Tip: For things like boarding the Delhi metro, stand aside and let Indians duke it out. Their will be whole minutes left for you to get on without getting a bloody lip. For things like trying to buy a ticket, may God be with you.
Haggling in India
9. Never admit it’s your first rodeo
The first question anyone trying to sell you anything (and that’s everyone) will ask is, “First time India?”. Essentially it’s a quick way to size you up. Make like the foreigner you are, and get comfortable saying no.
Be proactive about it. We often told auto-rickshaw drivers, “It’s not our first time taking this route, we know how much it costs”. Bullshit negotiations end, driver gives a grunt and a head bobble, we jump in. At the end of day, you’re going to pay more than what a local would pay. But you can take solace in a better deal than a novice traveler.

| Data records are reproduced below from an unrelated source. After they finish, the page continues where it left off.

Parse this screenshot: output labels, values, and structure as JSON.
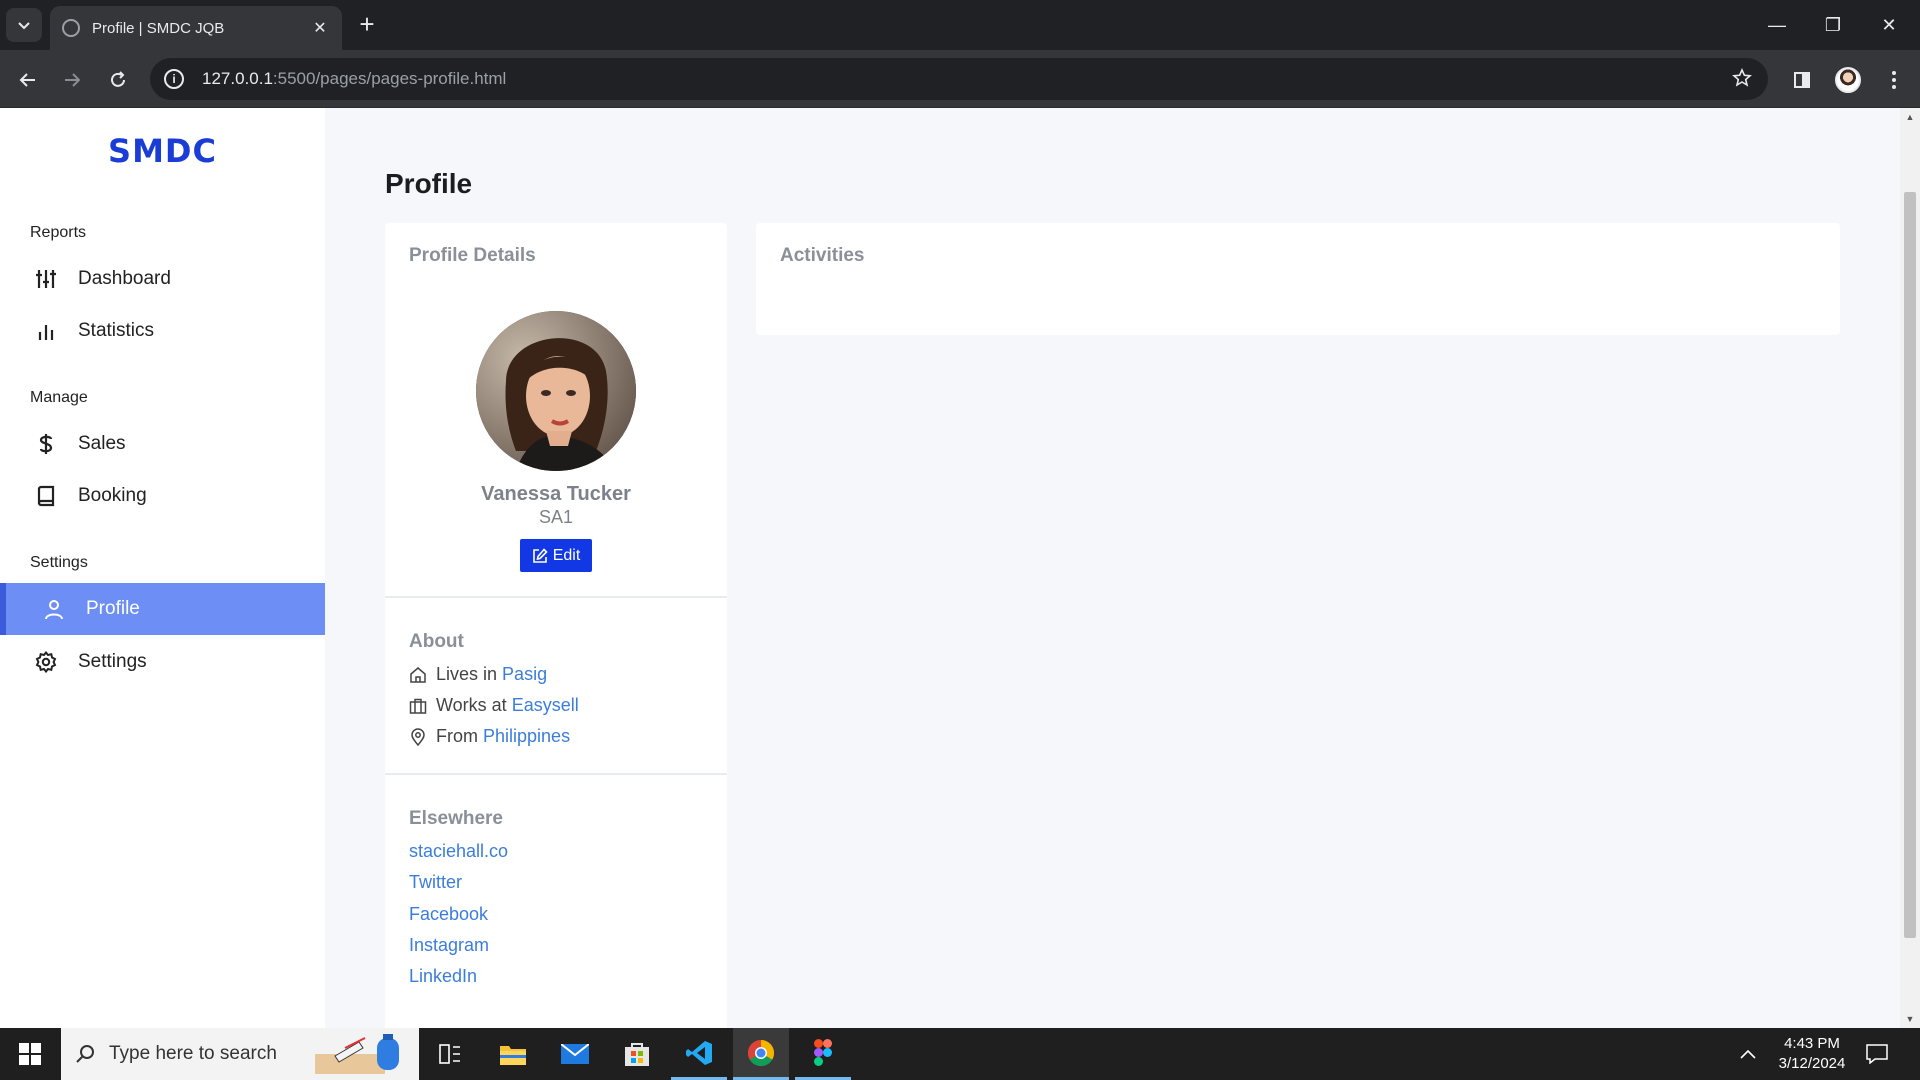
{
  "browser": {
    "tab_title": "Profile | SMDC JQB",
    "url_host": "127.0.0.1",
    "url_path": ":5500/pages/pages-profile.html"
  },
  "sidebar": {
    "brand": "SMDC",
    "sections": {
      "reports": "Reports",
      "manage": "Manage",
      "settings": "Settings"
    },
    "items": {
      "dashboard": "Dashboard",
      "statistics": "Statistics",
      "sales": "Sales",
      "booking": "Booking",
      "profile": "Profile",
      "settings": "Settings"
    },
    "active_item": "Profile",
    "accent_color": "#6c8ef5"
  },
  "main": {
    "page_title": "Profile",
    "profile_card": {
      "heading": "Profile Details",
      "name": "Vanessa Tucker",
      "role": "SA1",
      "edit_label": "Edit"
    },
    "about": {
      "heading": "About",
      "lives_prefix": "Lives in",
      "lives_value": "Pasig",
      "works_prefix": "Works at",
      "works_value": "Easysell",
      "from_prefix": "From",
      "from_value": "Philippines"
    },
    "elsewhere": {
      "heading": "Elsewhere",
      "links": [
        "staciehall.co",
        "Twitter",
        "Facebook",
        "Instagram",
        "LinkedIn"
      ]
    },
    "activities": {
      "heading": "Activities"
    }
  },
  "taskbar": {
    "search_placeholder": "Type here to search",
    "time": "4:43 PM",
    "date": "3/12/2024"
  }
}
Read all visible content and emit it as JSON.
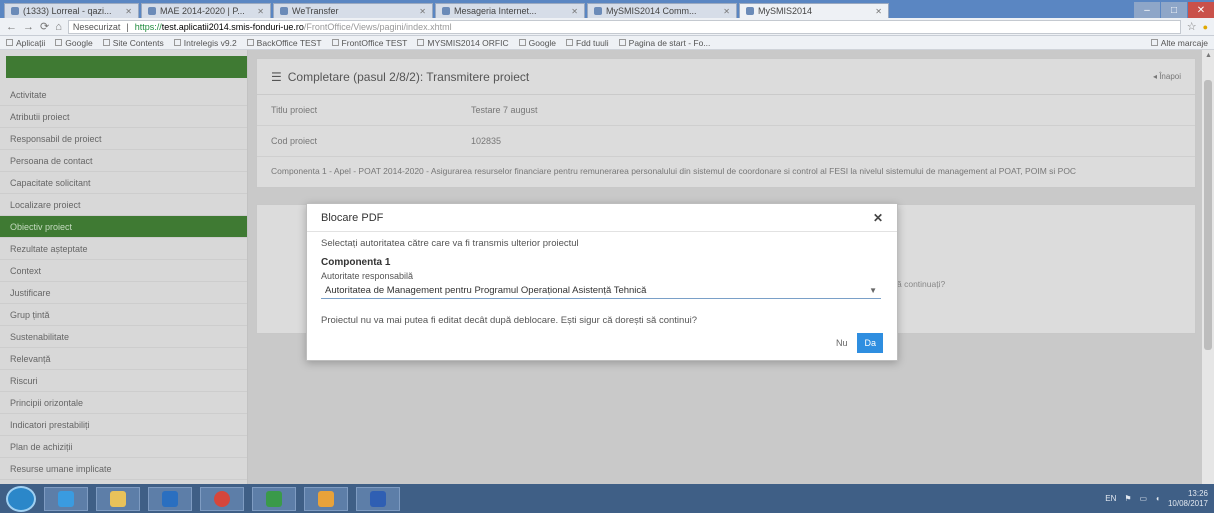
{
  "browser": {
    "tabs": [
      {
        "label": "(1333) Lorreal - qazi..."
      },
      {
        "label": "MAE 2014-2020 | P..."
      },
      {
        "label": "WeTransfer"
      },
      {
        "label": "Mesageria Internet..."
      },
      {
        "label": "MySMIS2014 Comm..."
      },
      {
        "label": "MySMIS2014",
        "active": true
      }
    ],
    "window_controls": {
      "minimize": "–",
      "maximize": "□",
      "close": "✕"
    },
    "address": {
      "security": "Nesecurizat",
      "scheme": "https://",
      "host": "test.aplicatii2014.smis-fonduri-ue.ro",
      "path": "/FrontOffice/Views/pagini/index.xhtml"
    },
    "bookmarks": [
      "Aplicații",
      "Google",
      "Site Contents",
      "Intrelegis v9.2",
      "BackOffice TEST",
      "FrontOffice TEST",
      "MYSMIS2014 ORFIC",
      "Google",
      "Fdd tuuli",
      "Pagina de start - Fo..."
    ],
    "bookmarks_right": "Alte marcaje"
  },
  "sidebar": {
    "items": [
      "Activitate",
      "Atributii proiect",
      "Responsabil de proiect",
      "Persoana de contact",
      "Capacitate solicitant",
      "Localizare proiect",
      "Obiectiv proiect",
      "Rezultate așteptate",
      "Context",
      "Justificare",
      "Grup țintă",
      "Sustenabilitate",
      "Relevanță",
      "Riscuri",
      "Principii orizontale",
      "Indicatori prestabiliți",
      "Plan de achiziții",
      "Resurse umane implicate"
    ],
    "active_index": 6
  },
  "main": {
    "title": "Completare (pasul 2/8/2): Transmitere proiect",
    "back_label": "Înapoi",
    "rows": [
      {
        "label": "Titlu proiect",
        "value": "Testare 7 august"
      },
      {
        "label": "Cod proiect",
        "value": "102835"
      }
    ],
    "description": "Componenta 1 - Apel - POAT 2014-2020 - Asigurarea resurselor financiare pentru remunerarea personalului din sistemul de coordonare si control al FESI la nivelul sistemului de management al POAT, POIM si POC",
    "background_text": "ă continuați?"
  },
  "modal": {
    "title": "Blocare PDF",
    "close": "✕",
    "intro": "Selectați autoritatea către care va fi transmis ulterior proiectul",
    "component": "Componenta 1",
    "field_label": "Autoritate responsabilă",
    "selected": "Autoritatea de Management pentru Programul Operațional Asistență Tehnică",
    "warning": "Proiectul nu va mai putea fi editat decât după deblocare. Ești sigur că dorești să continui?",
    "btn_no": "Nu",
    "btn_yes": "Da"
  },
  "taskbar": {
    "lang": "EN",
    "time": "13:26",
    "date": "10/08/2017"
  },
  "colors": {
    "sidebar_active": "#3f7a33",
    "primary_button": "#2f8ee0",
    "taskbar": "#3f5f86"
  }
}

Tip: Just say “no”. You’ll get used to it.
10. Walk away
One of the most important tools in any barter economy is the willingness to walk away. In India, it’s a skill you’ll use every day until it become an automatic reaction. It’s almost as if you won’t be taken seriously unless you’ve made it drastically clear that you won’t be pushed around. There is no way to make that more clear than walking away mid-negotiation. It’s quite annoying and wearing over time, almost as exhausting being treated like a walking ATM.
You learn to be cold, short, and rude, because it’s the fastest way to get from point A to B for a remotely fair deal. We’ve been told by locals that at the sight of your foreign face, the price automatically doubles. Even when you can point at a sign that clearly states what the price actually is, you’ll be quoted something entirely different. Until you walk away.
Tip: Talk to the hand, cause the face don’t understand.